Despite the seemingly “irrational exuberance” of the markets, the underlying housing and sub-prime mortgage default problems have not gone away, even though some marginal home owners have been helped by the reduction in rates. The related longer-term problem that touched off the credit crisis in the first place, namely the extremely leveraged holdings by many hedge funds and financial institutions of collateralized debt obligations (CDOs), whose viability is in question because of rising defaults in the sub-prime mortgage components of these securities, has not been resolved. So there is probably more bad news to come on that front. Quoting Bill Gross’ concluding sentence in the attached article, speaking of the Fed: “What do they know?
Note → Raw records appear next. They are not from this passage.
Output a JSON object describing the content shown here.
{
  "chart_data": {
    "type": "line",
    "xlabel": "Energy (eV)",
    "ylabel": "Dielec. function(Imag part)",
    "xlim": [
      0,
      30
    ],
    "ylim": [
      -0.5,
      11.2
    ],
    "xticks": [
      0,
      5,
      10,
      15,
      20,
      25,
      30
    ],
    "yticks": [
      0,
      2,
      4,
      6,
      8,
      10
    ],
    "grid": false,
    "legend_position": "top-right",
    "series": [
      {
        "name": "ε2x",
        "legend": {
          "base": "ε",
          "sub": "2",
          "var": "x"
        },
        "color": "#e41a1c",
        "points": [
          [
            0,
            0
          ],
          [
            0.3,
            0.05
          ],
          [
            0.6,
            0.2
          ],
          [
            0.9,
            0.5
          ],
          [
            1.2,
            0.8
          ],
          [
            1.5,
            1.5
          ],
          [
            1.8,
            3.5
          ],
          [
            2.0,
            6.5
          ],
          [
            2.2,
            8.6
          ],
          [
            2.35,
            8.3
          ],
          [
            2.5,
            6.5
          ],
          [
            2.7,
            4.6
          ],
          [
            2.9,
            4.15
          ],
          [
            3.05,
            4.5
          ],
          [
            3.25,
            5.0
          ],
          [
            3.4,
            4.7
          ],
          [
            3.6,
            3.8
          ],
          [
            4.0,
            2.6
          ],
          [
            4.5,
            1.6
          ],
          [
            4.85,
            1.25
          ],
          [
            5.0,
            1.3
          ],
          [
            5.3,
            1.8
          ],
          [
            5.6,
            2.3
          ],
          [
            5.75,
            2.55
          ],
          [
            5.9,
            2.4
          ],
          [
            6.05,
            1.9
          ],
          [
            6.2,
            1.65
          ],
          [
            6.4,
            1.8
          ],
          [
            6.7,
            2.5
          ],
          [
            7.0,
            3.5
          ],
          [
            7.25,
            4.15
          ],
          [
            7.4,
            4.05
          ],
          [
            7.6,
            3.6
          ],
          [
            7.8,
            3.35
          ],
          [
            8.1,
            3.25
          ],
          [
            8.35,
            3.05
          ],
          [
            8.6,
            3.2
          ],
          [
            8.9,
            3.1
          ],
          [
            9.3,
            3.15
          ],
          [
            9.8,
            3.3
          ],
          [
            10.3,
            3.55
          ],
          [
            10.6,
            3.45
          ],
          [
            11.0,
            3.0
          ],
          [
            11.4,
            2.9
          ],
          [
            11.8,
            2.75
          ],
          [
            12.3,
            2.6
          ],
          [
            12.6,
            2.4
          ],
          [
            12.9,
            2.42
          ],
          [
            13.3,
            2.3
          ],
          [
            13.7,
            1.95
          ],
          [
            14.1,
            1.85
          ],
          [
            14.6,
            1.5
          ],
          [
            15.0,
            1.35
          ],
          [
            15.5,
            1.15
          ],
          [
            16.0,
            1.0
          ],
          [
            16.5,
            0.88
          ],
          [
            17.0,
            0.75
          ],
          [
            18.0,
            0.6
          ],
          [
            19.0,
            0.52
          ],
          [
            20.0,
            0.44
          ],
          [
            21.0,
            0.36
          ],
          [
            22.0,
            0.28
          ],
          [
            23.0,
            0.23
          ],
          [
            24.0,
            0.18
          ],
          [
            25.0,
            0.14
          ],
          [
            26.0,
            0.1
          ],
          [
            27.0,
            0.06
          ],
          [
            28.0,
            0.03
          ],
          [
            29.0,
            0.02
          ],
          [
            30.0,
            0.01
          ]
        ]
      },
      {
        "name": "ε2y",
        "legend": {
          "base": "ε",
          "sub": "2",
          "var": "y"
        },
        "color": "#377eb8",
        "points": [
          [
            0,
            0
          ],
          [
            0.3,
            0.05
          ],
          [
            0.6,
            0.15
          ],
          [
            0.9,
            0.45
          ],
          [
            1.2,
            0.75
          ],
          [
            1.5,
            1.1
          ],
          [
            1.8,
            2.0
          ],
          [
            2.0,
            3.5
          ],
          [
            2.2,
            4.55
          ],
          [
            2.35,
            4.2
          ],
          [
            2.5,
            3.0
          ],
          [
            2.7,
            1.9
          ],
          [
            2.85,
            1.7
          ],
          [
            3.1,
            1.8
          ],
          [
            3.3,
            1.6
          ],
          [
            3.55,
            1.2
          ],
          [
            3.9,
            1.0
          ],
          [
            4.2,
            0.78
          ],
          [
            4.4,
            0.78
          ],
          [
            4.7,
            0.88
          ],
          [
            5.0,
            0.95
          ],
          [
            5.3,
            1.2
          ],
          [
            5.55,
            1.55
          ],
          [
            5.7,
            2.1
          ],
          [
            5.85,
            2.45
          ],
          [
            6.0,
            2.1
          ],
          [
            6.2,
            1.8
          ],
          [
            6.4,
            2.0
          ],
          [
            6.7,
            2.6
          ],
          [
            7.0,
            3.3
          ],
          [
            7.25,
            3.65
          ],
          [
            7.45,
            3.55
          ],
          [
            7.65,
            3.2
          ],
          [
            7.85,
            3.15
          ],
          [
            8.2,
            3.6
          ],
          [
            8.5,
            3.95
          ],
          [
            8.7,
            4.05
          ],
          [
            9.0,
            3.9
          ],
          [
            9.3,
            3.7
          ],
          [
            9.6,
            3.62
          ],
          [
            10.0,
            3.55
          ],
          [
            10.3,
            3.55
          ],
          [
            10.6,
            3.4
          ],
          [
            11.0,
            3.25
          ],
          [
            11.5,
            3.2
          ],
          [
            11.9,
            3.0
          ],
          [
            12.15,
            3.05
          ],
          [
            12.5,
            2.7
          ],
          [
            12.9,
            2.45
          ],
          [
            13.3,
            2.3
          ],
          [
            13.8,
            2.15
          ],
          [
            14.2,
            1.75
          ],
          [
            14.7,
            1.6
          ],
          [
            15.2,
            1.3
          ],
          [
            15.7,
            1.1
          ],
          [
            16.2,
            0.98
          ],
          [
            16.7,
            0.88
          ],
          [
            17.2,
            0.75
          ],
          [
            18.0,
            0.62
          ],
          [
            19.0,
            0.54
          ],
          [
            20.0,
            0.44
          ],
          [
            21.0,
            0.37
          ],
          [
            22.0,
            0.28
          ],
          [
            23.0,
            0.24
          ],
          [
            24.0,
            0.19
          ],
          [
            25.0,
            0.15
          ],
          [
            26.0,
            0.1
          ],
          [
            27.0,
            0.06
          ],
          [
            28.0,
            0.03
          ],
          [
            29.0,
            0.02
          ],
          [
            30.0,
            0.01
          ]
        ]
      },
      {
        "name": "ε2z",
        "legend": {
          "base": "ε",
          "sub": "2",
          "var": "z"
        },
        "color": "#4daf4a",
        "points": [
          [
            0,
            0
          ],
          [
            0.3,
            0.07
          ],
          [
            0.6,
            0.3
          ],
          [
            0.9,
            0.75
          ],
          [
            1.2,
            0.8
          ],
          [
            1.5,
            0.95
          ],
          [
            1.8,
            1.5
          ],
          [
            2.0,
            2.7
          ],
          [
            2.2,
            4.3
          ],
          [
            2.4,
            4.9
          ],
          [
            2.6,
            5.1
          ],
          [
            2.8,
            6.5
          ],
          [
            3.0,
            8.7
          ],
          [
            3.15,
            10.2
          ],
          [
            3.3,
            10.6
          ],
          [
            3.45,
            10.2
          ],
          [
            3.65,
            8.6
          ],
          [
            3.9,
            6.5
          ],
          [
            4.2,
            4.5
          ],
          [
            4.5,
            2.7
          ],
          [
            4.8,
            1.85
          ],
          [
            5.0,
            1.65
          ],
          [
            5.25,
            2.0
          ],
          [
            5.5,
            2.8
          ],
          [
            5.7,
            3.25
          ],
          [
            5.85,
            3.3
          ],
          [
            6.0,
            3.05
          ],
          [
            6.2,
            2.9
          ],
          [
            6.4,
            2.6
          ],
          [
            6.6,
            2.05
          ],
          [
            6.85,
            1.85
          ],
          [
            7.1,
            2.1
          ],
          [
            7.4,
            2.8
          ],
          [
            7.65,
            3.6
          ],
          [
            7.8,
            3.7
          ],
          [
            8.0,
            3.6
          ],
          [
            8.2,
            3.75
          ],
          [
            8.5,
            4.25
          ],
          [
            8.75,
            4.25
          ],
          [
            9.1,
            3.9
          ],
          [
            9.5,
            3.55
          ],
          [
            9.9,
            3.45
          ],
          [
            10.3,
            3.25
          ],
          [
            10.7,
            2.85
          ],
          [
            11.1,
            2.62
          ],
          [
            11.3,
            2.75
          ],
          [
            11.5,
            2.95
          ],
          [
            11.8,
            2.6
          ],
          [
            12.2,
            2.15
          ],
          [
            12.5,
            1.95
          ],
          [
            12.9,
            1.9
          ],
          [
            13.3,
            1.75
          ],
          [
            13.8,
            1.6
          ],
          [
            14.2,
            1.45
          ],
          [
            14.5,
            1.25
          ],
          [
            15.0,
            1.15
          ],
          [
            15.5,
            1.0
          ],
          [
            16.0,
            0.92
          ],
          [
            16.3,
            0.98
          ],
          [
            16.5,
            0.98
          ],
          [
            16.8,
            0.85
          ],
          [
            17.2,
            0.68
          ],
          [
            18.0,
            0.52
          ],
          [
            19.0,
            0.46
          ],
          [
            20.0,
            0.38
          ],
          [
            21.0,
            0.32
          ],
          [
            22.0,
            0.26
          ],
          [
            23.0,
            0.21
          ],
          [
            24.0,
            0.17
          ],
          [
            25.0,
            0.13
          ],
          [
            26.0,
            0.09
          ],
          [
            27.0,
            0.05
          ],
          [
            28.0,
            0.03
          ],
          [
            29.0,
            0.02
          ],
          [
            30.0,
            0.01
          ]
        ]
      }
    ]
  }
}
I suspect at the very least they know they’re in a pickle, and a sour one at that.”

For our part, we will conclude with the same statement we made at the end of our letter a month ago: “In summary, our portfolios are performing as expected in this environment. We think the housing and credit markets have further trouble ahead and believe that uncertainty will continue to plague the markets into 2008. This necessary (and long overdue) process will correct an inflated real estate market and eliminate dangerous consumer lending practices. While we see opportunities developing, we will continue to be careful with our investment decisions in an effort to protect capital.”